Zelfcompassie voor artsen
Mila de Koning en Marga Gooren. Foto: Lisenka l’Ami fotografie.

Wat vinden artsen zelf van deze stevige typering van de beroepsgroep?

Marga: “Een van de meelezers zei: ‘Als je dit leest wil je toch nooit geneeskunde gaan studeren?’ Ze had echt even zelfcompassie nodig, om het tot zich te nemen, maar ze kon het niet ontkennen. Op Twitter zei iemand: ‘Jeetje, ik moet het echt even wegleggen om het te verteren. Petje af, want scherp neergezet hoe het in elkaar zit’. Het is onaangenaam, maar dit is wel de realiteit voor veel artsen.

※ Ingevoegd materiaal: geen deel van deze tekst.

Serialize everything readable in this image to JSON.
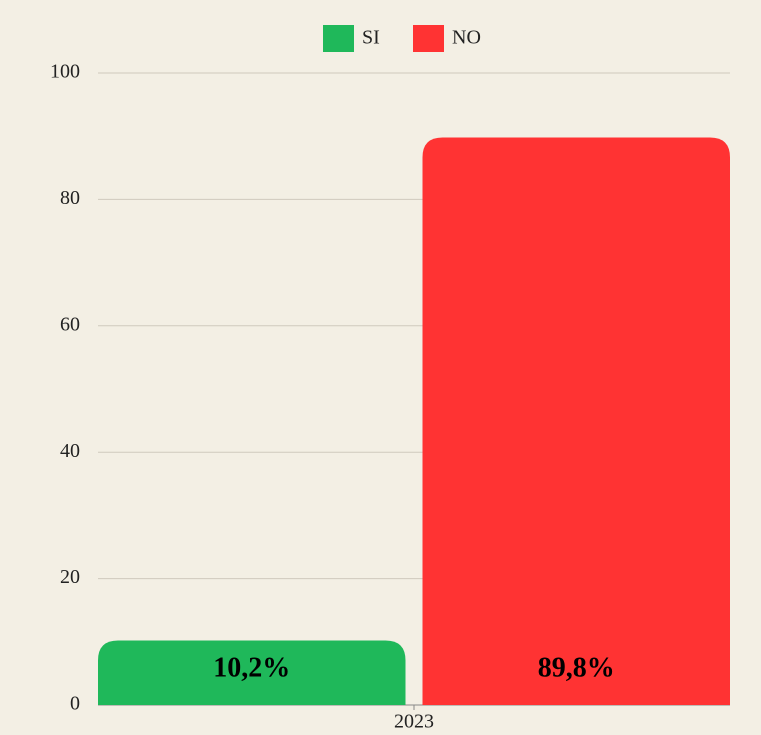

Wat kan zelfcompassie betekenen in dit samenspel van die bronnen van druk?

‘Zelfcompassie is een vriendelijke en begripvolle houding naar jezelf ten aanzien
van persoonlijke tekortkomingen, fouten, mislukkingen en andere pijnlijke gebeurtenissen’. Zo luidt de definitie De grondlegger van zeflcompassie, Kristin Neff, onderscheidt drie elementen in zelfcompassie:
1. Vriendelijkheid naar jezelf. Je behandelt jezelf in moeilijke situaties met
zachtheid, warmte en begrip in plaats van hardheid en zelfkritiek.
2. Gedeelde menselijkheid. Je ziet je fouten en pijnlijke ervaringen als een normaal
onderdeel van het menselijk bestaan in plaats van je geïsoleerd of afgescheiden
te voelen. Je bent niet de enige die dit overkomt.
3. Mindfulness. Je beziet je imperfecte zelf en je moeilijke ervaringen op een
accepterende en gebalanceerde manier in plaats van je er helemaal mee te
identificeren. Je wordt er niet door meegesleept.
volgens Kristin Neff, een van de grondleggers van de zelfcompassiebeweging.

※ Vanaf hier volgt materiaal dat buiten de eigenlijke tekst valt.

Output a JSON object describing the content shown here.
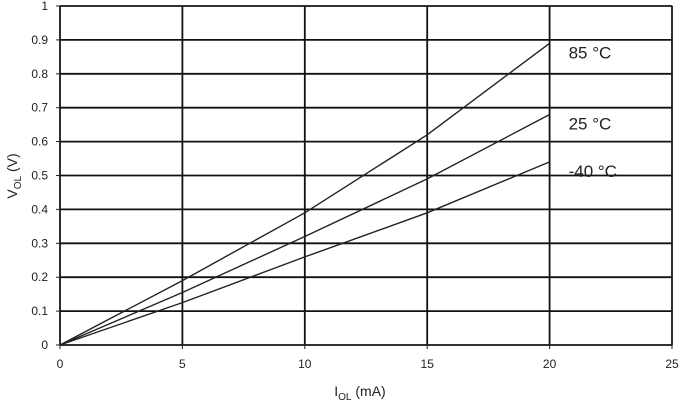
{
  "chart_data": {
    "type": "line",
    "title": "",
    "xlabel": {
      "main": "I",
      "sub": "OL",
      "unit": " (mA)"
    },
    "ylabel": {
      "main": "V",
      "sub": "OL",
      "unit": " (V)"
    },
    "xlim": [
      0,
      25
    ],
    "ylim": [
      0,
      1
    ],
    "xticks": [
      "0",
      "5",
      "10",
      "15",
      "20",
      "25"
    ],
    "yticks": [
      "0",
      "0.1",
      "0.2",
      "0.3",
      "0.4",
      "0.5",
      "0.6",
      "0.7",
      "0.8",
      "0.9",
      "1"
    ],
    "grid": true,
    "series": [
      {
        "name": "85 °C",
        "x": [
          0,
          5,
          10,
          15,
          20
        ],
        "y": [
          0,
          0.19,
          0.39,
          0.62,
          0.89
        ],
        "color": "#222222"
      },
      {
        "name": "25 °C",
        "x": [
          0,
          5,
          10,
          15,
          20
        ],
        "y": [
          0,
          0.155,
          0.32,
          0.49,
          0.68
        ],
        "color": "#222222"
      },
      {
        "name": "-40 °C",
        "x": [
          0,
          5,
          10,
          15,
          20
        ],
        "y": [
          0,
          0.125,
          0.26,
          0.39,
          0.54
        ],
        "color": "#222222"
      }
    ]
  }
}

Mila: “Zoals wij beschrijven in het boek is burn-out meer een organisatieprobleem dan een individueel probleem. Zelfcompassie helpt artsen echter om zich staande te houden en zo goed mogelijk voor zichzelf te zorgen gegeven de ingewikkelde externe omstandigheden. En de ‘bijwerking’ van werken met zelfcompassie is dat de cirkel van invloed van artsen weer toeneemt en ze meer impact kunnen hebben op de externe factoren en op het organisatorische niveau.

Wat zien jullie tijdens een zelfcompassietraining gebeuren bij deelnemers?

“Mensen komen met heel wisselende redenen naar onze training toe”, vertelt Mila. “De een komt met vriendinnen mee met de gedachte ‘baadt het niet dan schaadt het niet’. Anderen komen omdat ze echt beter voor zichzelf willen zorgen. Ook komen er artsen die zich wel staande denken te houden maar er tijdens de training achter komen onder hoeveel druk ze eigenlijk staan. De stress-stand is voor hen het nieuwe normaal geworden.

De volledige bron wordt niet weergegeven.